If you want to be a great writer, should you withhold your sentimental tendencies? The answer for most critics and writers seems to be yes. Sentimentality is often seen as a useful way of distinguishing between serious literature and the not-so-serious, probably best-selling kind. “Sentimentality,” James Baldwin wrote, is “the ostentatious parading of excessive and spurious emotion…the mark of dishonesty, the inability to feel.” While sentimentality is false, grandiose, manipulative, and over-boiled, high literature is subtle, nuanced, cool, and true. As Roland Barthes, the dean of high cultural criticism, once remarked: “It is no longer the sexual which is indecent, it is the sentimental.” This sentiment (yes sentiment) has been around since at least the early twentieth century and is still a subject of debate in the review pagesof numerous media outlets today. But is it true? Whether you are for subtlety or against sentimentality, is this a good way to think about writing your next novel?

Read more here.

Where did all the love go? Feelings in the novel.

I have been increasingly focusing on the history of feeling in the novel, especially as a way of differentiating feeling from sentiment analysis. Emotions aren’t the same as sentiments, as they are commonly defined today (and usually only in binary fashion — happy/unhappy or positive/negative). Instead, I was interested in the ways different kinds of emotions change as the novel evolves and what kinds of configurations one might find — the way words for sadness move and reposition in relation to words for joy or love or even anger.

I’m still working on this, but I did want to share an interesting insight about the overall decline of emotionality in the novel. While I know we associate Romanticism with the pathetic and the bathetic, I was still surprised at how much the vocabulary of emotions declined as a percentage of words within the novel overall. We have indeed gotten colder — at least the list of canonical novels has.

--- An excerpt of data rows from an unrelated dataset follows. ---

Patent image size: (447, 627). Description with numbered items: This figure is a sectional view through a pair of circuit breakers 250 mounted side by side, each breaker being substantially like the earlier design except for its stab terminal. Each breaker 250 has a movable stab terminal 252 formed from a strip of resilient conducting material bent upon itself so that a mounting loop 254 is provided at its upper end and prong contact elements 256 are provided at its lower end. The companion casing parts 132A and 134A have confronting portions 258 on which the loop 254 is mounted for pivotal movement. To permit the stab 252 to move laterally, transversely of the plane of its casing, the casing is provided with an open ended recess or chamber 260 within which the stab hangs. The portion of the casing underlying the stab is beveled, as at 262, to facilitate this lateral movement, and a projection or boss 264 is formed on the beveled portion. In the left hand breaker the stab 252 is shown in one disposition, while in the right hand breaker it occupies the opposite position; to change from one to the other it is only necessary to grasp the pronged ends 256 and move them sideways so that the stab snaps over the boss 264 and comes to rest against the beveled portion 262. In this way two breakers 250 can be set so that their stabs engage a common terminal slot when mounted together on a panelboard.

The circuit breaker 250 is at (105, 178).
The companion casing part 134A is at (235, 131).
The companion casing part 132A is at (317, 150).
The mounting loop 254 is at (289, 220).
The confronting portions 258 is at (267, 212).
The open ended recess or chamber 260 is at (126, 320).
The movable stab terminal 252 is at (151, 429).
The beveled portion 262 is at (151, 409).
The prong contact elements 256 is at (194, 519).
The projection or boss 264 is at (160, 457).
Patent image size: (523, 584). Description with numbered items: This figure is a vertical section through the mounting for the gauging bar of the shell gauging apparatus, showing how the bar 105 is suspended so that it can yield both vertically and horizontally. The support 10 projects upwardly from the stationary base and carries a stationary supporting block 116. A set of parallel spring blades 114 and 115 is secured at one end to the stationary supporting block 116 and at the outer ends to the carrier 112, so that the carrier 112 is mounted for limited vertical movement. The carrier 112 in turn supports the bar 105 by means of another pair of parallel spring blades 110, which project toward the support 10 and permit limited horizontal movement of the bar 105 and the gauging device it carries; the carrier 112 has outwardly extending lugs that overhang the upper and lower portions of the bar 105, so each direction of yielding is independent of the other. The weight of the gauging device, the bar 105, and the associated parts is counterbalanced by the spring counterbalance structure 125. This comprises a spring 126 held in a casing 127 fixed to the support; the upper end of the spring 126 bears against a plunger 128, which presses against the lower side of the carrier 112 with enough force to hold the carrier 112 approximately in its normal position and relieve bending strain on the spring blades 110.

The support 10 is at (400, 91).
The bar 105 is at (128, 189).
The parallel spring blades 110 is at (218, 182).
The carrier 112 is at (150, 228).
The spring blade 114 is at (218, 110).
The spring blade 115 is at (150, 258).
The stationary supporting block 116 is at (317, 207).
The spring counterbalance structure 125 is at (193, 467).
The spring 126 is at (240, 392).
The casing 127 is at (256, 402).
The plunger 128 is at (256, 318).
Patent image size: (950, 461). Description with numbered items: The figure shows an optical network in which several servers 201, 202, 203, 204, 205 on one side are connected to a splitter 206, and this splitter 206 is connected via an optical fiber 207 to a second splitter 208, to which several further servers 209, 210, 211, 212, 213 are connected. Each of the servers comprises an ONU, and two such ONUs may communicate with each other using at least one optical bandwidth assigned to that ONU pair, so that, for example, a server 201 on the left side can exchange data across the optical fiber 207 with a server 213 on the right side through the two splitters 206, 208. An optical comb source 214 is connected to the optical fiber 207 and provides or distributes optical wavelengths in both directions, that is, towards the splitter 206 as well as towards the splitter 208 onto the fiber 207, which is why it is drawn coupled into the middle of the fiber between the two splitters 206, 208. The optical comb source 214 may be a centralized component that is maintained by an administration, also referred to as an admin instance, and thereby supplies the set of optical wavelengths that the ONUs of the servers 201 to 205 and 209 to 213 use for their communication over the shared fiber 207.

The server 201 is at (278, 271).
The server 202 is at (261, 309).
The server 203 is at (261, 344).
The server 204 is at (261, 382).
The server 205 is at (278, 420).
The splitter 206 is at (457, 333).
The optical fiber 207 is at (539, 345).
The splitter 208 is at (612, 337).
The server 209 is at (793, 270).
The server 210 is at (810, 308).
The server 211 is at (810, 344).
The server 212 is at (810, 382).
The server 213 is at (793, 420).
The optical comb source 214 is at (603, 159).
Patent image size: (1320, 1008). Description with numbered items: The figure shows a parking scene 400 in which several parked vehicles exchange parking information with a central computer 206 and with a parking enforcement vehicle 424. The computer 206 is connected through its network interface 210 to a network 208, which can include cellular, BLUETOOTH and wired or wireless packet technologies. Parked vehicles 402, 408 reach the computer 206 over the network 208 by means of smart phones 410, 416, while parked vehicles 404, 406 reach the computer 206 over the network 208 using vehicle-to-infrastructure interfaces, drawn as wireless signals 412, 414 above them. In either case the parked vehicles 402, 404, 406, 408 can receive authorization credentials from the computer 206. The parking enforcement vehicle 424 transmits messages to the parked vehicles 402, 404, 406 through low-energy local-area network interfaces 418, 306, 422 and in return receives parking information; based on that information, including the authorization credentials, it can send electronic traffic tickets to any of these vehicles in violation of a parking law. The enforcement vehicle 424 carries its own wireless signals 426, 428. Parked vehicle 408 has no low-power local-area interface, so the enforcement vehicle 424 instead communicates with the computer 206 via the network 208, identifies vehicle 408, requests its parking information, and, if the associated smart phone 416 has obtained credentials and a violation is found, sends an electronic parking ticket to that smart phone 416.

These numbers are based on novels in English with the dictionaries drawn from both thesaurus.com and Johnson’s 1755 online dictionary (to try to capture historical change of language). Each emotion consists of roughly 100 synonyms for an overall dictionary size of roughly 500 words. I found thesaurus.com able to give a very robust range of words used to capture different emotions. I expected the contemporary bias to favour more recent texts, but these dictionaries were very good at tracking the historical use of emotions as well.


Things really fall off the charts if you compare contemporary novels with the novel of the long nineteenth century. These are novels published between 2012-2014 and reviewed in the NY Times Book Review — suggesting that they have some kind of highbrow (but not too high) identity. Here are the different averages for all emotions in the novel:

19C Novel = 0.015117854

Contemporary Novel = 0.008936122

Look again at those numbers. The first one isn’t twice as much. It’s 17x as much. The contemporary novel is seventeen times less defined by a vocabulary of feelings than its predecessors of the long nineteenth century (1770-1930). That’s insane (and usually grounds for suspecting the data is off, but I keep checking it…Keep in mind too that the words are coming from a contemporary thesaurus). The Young Adult novel interestingly gets closer (avg = 0.01030404), suggesting an answer as to where the novel’s feelings are hiding these days.

Last, for the Romanticists out there, I was intrigued by the centrality of anger to the Romantic period, where most of the highest scoring angry novels are located during this period. So things Romantic are not just more emotional, but also more volatile, fitting for a period of revolutionary and post-revolutionary unrest.


I’m still wondering where all those feelings went for the adults?